Last night Sam was gone, having to work a 24 hour shift on “duty”. After watching The Bodyguard and getting all hot under the collar for Kevin Costner, then freaking out that someone was going to break into our home, I checked every door/window in the house to make sure nobody was waiting to murder us. (Does anyone else ever think they would die of a heart attack if a face appeared in a dark window?) Then I checked on Bella.
She woke up when I pulled her covers over her, looked at me with her big eyes, and I decided, “You know what? We’re going to snuggle tonight.”
I carried her, half asleep in my arms, to the bed, tucked her in next to me, and snuggled up beside her.

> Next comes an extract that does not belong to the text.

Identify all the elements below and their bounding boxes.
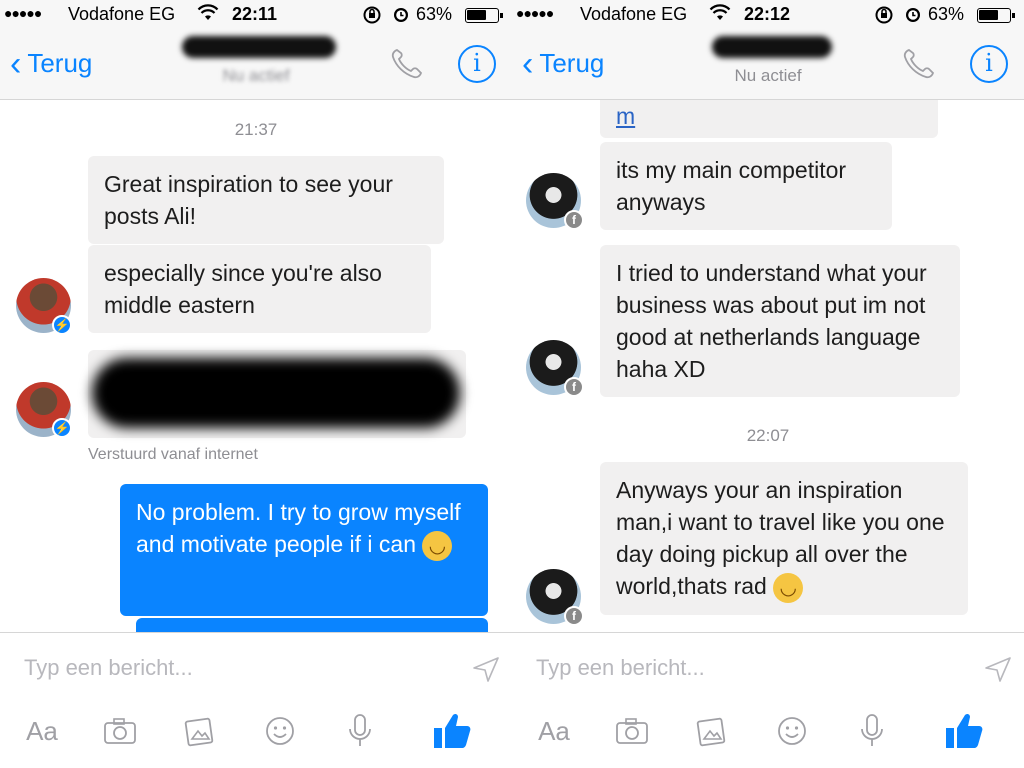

I listened to her breathe and marveled at how big she had become. I thought of how fast almost 2 years had gone by, how much I missed her being tiny.
And then I started to cry. It was all gone so quick and before I knew it she’d be giving me giving me the finger and running up the stairs screaming, “I HATE you. You are the worst mother EVER!”
I just wasn’t ready for it.
As I lay there choking back sobs, she turned to face me, paci in her mouth. Her little hands reached out, took my face and patted it.
Then she stuck her finger up my nose, said delightedly, “Mama nose?” laughed till she choked, and had to be taken back to bed after repeating it twice more.
So I got the finger anyway. Just a few years early.